La Thaïlande traverse une période délicate où plusieurs fragilités économiques convergent. Trois tendances majeures se dessinent : l’aggravation de la dette agricole, l’apparition d’un double déficit budgétaire et courant, et l’affaiblissement structurel de son excédent extérieur, longtemps considéré comme un pilier de stabilité.
Une crise agricole qui mine la confiance
Dans les campagnes, les riziculteurs sont étranglés par la hausse des prix du carburant et des engrais, aggravée par la chute des cours du riz. Beaucoup se retrouvent piégés dans un cycle d’endettement insurmontable : plus de la moitié des emprunteurs agricoles de la banque publique BAAC sont considérés comme incapables de rembourser avant la retraite. Les aides gouvernementales, comme les subventions de 1 000 bahts par rai, restent symboliques et insuffisantes face aux coûts. Résultat : une crise de confiance s’installe, avec une opinion publique qui doute de la capacité du gouvernement d’Anutin Charnvirakul à répondre efficacement à la flambée du coût de la vie.
Le spectre du double déficit
Parallèlement, les économistes alertent sur un possible « double déficit » : un déficit budgétaire croissant, alimenté par des politiques de relance coûteuses, combiné à un déficit du compte courant. En avril, le pays a enregistré un déficit commercial record de 10 milliards de dollars, conséquence d’une explosion des importations. Si certains responsables jugent ce déséquilibre temporaire, lié notamment aux importations pétrolières et aux investissements étrangers, d’autres y voient un risque de déstabilisation financière et de dépréciation durable du baht.
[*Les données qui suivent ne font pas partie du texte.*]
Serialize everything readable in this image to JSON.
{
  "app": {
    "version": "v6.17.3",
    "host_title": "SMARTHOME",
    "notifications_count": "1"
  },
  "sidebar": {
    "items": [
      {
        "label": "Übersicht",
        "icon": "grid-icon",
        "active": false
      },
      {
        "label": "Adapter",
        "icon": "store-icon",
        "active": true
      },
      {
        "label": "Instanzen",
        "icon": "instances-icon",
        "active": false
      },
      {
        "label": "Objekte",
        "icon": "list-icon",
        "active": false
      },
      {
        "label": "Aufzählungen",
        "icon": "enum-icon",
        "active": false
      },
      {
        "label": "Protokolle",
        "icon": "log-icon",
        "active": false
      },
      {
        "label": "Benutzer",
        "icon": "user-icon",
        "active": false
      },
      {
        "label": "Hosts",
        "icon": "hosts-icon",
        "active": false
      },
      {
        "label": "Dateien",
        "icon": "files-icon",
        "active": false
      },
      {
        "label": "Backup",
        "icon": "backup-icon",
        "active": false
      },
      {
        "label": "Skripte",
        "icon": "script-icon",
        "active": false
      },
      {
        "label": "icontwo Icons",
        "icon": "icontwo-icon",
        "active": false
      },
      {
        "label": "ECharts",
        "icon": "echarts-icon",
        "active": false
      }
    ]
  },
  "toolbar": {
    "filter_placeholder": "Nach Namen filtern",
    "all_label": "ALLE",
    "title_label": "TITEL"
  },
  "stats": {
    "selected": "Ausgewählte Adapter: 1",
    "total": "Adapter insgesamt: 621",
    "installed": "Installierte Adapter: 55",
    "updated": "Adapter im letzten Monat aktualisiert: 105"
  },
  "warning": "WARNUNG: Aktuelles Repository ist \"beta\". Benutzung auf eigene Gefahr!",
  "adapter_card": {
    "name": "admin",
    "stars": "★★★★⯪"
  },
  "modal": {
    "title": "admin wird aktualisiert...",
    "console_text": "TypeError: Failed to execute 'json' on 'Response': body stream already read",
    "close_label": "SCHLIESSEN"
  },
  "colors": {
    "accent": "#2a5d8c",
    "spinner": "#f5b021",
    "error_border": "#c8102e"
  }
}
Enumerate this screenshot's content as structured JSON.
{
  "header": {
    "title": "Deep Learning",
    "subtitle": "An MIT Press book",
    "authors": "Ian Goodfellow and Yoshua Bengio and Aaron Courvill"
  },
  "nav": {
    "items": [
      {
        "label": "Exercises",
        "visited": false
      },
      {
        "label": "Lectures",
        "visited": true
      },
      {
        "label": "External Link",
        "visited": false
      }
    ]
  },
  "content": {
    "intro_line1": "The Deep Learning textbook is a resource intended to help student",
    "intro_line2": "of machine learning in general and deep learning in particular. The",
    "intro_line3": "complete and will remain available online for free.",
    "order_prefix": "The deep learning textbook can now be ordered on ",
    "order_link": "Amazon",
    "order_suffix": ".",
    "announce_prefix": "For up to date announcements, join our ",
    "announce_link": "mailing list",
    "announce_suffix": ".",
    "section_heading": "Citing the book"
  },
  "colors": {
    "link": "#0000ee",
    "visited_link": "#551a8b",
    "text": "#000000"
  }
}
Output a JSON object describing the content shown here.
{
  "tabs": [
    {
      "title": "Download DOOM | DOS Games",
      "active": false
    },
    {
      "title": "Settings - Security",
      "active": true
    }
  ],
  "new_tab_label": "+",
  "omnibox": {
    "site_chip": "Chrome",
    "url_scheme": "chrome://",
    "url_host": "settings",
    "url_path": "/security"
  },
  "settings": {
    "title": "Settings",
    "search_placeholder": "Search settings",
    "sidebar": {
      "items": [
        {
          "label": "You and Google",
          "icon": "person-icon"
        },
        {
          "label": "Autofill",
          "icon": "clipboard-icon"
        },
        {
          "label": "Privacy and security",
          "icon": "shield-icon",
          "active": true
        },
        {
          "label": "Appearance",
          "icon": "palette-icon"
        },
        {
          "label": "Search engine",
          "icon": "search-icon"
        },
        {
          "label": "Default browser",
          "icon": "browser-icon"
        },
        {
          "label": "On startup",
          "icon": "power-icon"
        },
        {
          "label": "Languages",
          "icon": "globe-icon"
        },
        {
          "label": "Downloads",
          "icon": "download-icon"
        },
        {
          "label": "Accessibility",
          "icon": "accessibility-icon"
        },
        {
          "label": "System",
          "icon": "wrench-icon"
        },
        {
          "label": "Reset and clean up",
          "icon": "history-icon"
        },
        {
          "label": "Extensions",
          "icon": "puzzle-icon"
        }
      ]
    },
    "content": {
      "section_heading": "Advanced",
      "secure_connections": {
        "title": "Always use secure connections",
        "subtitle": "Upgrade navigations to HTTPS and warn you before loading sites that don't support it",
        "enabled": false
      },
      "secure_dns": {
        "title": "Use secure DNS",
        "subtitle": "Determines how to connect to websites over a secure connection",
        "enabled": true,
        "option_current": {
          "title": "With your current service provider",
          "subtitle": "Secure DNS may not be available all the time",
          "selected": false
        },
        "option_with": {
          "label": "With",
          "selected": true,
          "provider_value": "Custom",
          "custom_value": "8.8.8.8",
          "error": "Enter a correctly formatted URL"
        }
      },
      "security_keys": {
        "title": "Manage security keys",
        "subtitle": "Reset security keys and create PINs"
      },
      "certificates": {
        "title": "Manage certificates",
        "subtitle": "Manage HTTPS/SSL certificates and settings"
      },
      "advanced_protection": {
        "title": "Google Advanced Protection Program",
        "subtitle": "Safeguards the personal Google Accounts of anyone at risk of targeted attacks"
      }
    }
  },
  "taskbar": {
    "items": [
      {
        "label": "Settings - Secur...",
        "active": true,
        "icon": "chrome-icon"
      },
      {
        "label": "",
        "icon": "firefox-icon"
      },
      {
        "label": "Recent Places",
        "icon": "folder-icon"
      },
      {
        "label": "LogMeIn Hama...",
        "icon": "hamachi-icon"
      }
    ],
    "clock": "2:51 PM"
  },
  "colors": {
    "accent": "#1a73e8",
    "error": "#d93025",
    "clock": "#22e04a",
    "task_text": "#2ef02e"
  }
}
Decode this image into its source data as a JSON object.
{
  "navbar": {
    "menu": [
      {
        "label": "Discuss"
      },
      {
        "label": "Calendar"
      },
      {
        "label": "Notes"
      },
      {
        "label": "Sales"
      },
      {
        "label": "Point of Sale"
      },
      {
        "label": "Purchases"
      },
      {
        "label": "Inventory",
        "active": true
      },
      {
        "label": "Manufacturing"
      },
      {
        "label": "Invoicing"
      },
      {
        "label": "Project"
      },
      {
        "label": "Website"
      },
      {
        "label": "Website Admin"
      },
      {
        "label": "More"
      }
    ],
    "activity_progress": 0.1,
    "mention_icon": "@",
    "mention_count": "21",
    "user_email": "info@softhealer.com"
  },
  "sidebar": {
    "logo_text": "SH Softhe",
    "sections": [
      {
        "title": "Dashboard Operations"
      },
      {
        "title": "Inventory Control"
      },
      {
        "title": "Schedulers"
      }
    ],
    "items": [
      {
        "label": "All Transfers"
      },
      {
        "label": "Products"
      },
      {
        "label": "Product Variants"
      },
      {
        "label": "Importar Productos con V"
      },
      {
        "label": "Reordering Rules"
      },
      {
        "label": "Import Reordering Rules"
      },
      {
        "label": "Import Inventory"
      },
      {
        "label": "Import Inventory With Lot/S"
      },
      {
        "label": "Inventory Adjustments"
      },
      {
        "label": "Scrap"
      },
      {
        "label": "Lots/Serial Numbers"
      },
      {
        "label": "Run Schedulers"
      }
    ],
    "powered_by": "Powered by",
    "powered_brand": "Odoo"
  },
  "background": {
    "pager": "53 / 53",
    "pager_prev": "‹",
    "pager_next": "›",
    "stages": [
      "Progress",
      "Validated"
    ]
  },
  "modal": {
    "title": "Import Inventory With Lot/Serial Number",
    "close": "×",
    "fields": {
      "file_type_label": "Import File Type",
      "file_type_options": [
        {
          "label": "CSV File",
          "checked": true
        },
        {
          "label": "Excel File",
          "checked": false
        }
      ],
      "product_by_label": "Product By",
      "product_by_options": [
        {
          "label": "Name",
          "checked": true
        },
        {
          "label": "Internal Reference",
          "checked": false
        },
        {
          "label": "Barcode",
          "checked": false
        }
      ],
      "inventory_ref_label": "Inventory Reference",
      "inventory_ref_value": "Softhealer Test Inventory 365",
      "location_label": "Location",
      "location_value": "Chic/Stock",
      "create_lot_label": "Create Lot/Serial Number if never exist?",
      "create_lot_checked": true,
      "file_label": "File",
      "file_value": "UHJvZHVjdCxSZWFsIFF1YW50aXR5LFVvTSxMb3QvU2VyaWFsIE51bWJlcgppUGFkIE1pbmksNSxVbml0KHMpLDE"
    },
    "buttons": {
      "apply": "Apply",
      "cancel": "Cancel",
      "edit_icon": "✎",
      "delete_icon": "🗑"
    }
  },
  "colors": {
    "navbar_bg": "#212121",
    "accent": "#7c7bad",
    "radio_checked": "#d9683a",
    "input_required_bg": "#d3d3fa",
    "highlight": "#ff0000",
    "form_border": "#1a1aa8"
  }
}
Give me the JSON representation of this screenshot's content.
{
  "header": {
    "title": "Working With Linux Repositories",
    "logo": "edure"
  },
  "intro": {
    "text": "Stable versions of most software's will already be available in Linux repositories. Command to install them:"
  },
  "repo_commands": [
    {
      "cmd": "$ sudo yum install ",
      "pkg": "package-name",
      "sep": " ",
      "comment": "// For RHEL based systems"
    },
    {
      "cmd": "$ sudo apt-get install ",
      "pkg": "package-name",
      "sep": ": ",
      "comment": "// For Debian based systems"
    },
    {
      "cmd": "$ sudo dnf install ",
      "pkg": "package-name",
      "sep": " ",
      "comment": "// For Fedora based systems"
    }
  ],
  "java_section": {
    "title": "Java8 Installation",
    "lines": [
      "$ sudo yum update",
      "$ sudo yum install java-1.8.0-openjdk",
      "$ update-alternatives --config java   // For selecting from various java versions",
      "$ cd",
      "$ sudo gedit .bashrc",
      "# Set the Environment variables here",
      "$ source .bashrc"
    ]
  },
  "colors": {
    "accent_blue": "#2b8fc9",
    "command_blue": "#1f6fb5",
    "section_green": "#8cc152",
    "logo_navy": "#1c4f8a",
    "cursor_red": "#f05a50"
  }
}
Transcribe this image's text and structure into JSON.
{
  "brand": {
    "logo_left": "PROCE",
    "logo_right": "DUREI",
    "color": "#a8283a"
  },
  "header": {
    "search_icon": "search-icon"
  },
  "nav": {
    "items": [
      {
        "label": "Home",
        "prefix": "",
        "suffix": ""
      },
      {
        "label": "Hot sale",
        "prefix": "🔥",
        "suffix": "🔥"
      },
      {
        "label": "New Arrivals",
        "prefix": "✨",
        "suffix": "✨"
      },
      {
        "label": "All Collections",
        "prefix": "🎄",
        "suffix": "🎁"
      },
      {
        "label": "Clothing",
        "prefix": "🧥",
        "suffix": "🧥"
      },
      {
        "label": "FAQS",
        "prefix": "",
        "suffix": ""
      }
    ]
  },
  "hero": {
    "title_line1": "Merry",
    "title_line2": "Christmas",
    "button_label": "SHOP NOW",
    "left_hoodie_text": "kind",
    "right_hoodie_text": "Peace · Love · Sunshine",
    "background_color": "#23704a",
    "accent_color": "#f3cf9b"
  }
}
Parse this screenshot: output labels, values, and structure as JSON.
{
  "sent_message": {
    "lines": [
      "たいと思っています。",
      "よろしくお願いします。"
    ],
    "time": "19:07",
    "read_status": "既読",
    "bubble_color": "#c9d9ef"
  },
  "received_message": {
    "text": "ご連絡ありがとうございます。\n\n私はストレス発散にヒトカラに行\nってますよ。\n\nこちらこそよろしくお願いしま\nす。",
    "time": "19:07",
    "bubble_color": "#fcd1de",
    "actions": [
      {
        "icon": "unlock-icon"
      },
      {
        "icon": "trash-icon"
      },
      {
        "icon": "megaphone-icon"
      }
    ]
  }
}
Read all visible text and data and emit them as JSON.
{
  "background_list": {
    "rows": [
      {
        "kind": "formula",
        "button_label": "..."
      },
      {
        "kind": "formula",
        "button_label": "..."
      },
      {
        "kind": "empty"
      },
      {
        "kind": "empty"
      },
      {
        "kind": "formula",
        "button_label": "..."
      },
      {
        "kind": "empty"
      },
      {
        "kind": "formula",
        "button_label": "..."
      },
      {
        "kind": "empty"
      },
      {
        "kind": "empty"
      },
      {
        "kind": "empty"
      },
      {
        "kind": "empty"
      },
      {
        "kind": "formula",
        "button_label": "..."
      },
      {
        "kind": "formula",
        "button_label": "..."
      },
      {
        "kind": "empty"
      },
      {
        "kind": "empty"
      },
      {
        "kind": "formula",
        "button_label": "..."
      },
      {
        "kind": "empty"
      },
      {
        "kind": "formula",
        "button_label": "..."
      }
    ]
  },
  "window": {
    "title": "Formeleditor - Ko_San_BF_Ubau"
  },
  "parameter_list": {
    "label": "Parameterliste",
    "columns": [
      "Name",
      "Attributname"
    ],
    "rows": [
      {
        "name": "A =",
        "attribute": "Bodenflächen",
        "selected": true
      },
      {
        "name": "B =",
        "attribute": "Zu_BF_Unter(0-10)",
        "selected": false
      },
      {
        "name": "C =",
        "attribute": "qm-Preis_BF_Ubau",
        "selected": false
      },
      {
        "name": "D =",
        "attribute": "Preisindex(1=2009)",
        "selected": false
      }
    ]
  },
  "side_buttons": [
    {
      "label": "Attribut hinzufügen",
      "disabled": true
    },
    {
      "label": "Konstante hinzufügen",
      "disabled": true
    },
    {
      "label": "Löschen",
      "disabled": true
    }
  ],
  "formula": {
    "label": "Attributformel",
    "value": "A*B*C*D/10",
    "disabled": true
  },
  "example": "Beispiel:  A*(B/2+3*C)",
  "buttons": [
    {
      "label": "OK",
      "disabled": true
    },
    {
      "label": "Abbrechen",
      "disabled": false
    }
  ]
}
Un excédent extérieur en voie d’épuisement
Historiquement, la Thaïlande bénéficiait d’excédents courants robustes, soutenus par le tourisme et les exportations. Mais cette force s’effrite : les recettes touristiques ne compensent plus les paiements croissants pour les services étrangers (frais de transport international, droits de propriété intellectuelle, services financiers), tandis que des produits importés – véhicules électriques, équipements technologiques – remplacent la production locale. Les économistes estiment que le pays pourrait enregistrer un déficit du compte courant équivalant à 2 % du PIB en 2026. Ce niveau reste gérable, mais marque une vulnérabilité accrue. À long terme, la perte de compétitivité industrielle et la dépendance aux importations pourraient transformer ce déficit en problème structurel.
Le défi des réformes structurelles
Face à ces pressions, les experts s’accordent : la réponse ne peut se limiter à des mesures de relance populistes. La Thaïlande doit investir dans de nouveaux moteurs de croissance – santé, services financiers, industries vertes, technologies avancées – et renforcer sa compétitivité industrielle. Les propositions incluent la simplification des réglementations, la lutte contre la corruption, l’accélération des projets d’infrastructures, la formation professionnelle et une meilleure communication des politiques économiques pour rassurer investisseurs et citoyens.
Une équation délicate
La Thaïlande n’est pas encore en crise ouverte, mais ses marges de manœuvre se réduisent. Entre une dette agricole écrasante, un double déficit qui menace la stabilité financière et un excédent extérieur en voie d’épuisement, le pays doit agir vite. Sans réformes structurelles, il risque de perdre les atouts qui ont longtemps assuré sa résilience et de voir s’installer une fragilité durable.